ASUS GTX 1050 Ti Expedition Edition Review

ASUS GTX 1050 Ti Expedition Edition Review
Introduction

Anyone who has spent any time in the world of PC gaming understands a couple of things which might have escaped the casual viewer. Firstly, Steam has unquestionably saved PC gaming. Whether it is the regular price cuts that tempt those who might have obtained their games by alternative means into legitimate purchases, or the ease of the delivery system, or just having a very visible platform upon which to tout your wares, Steam has erased all of the old jokes about PC games requiring a month and a half of setup and manual reading before you can play them. Secondly, and the reason for this mild diversion at the beginning of the review, they (Steam) have a huge list of what is and isn’t popular when it comes to hardware.

As much as we might all aspire to high end graphics cards that make light work of upcoming titles, and a few of the more hardcore gamers even run them, the majority of people use graphics cards which provide good value.

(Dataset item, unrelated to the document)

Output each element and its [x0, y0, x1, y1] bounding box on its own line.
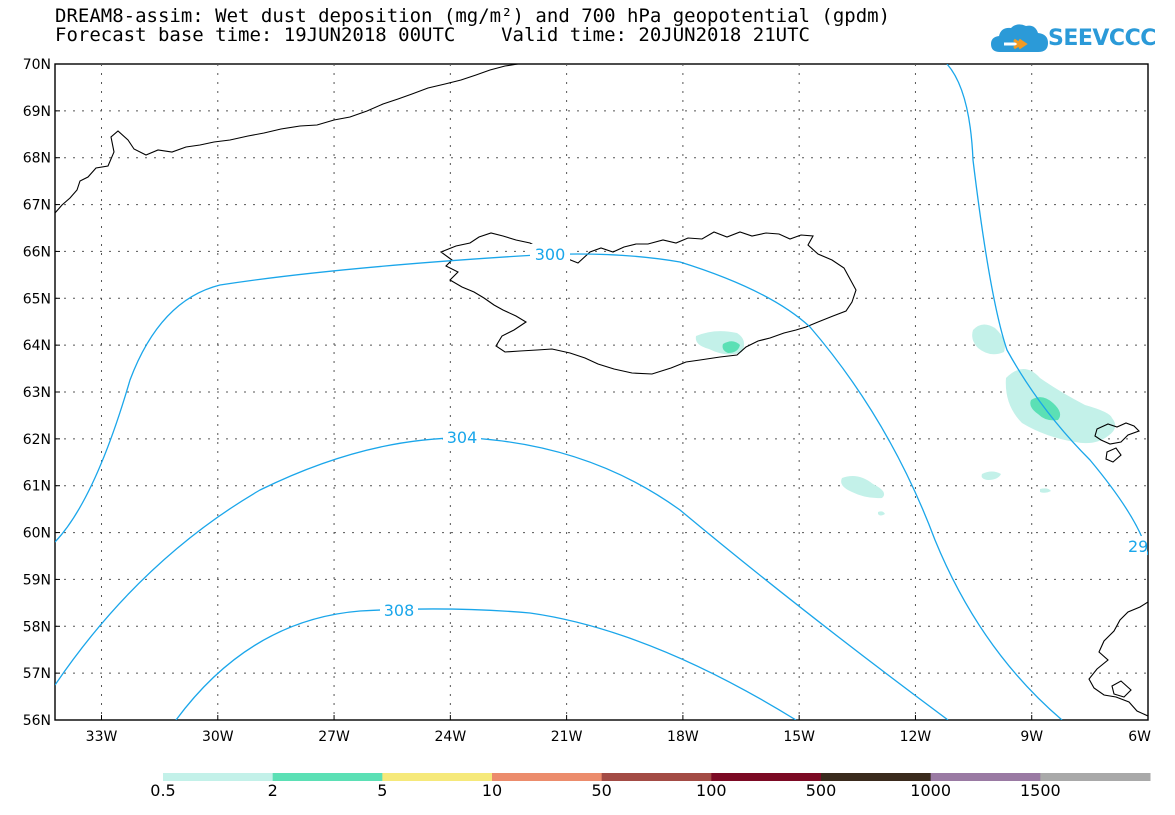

In fact if we return to the Steam theory – or GoG or HumbleBundle etc – there are thousands of games which aren’t at the leading edge of graphical technology but actually just come with excellent gameplay. Think MineCraft, Spelunky, Football Manager, Crimzon Clover, Hearthstone, the gaming landscape is awash with brilliant games which don’t require SLI’d GTX 1080s to play in all their splendour.

Which brings us neatly to the GTX 1050 Ti. A graphics card which is very much at the entry level of the nVidia range along with its non-Ti sister. Coming in around £130 it’s easily affordable to anyone who wants one, so of course we had to find out how it performed, and what better way to do so than with one equipped with an ASUS cooler?

Technical Specifications

Being based upon the latest Pascal GPU the GTX 1050 Ti isn’t some rehash of a much older architecture, but rather one which provides all the current nVidia thinking about efficiency and feature sets just in a tiny package. How tiny you ask. Well it hasn’t got a power connector. We thought that would pique your interest.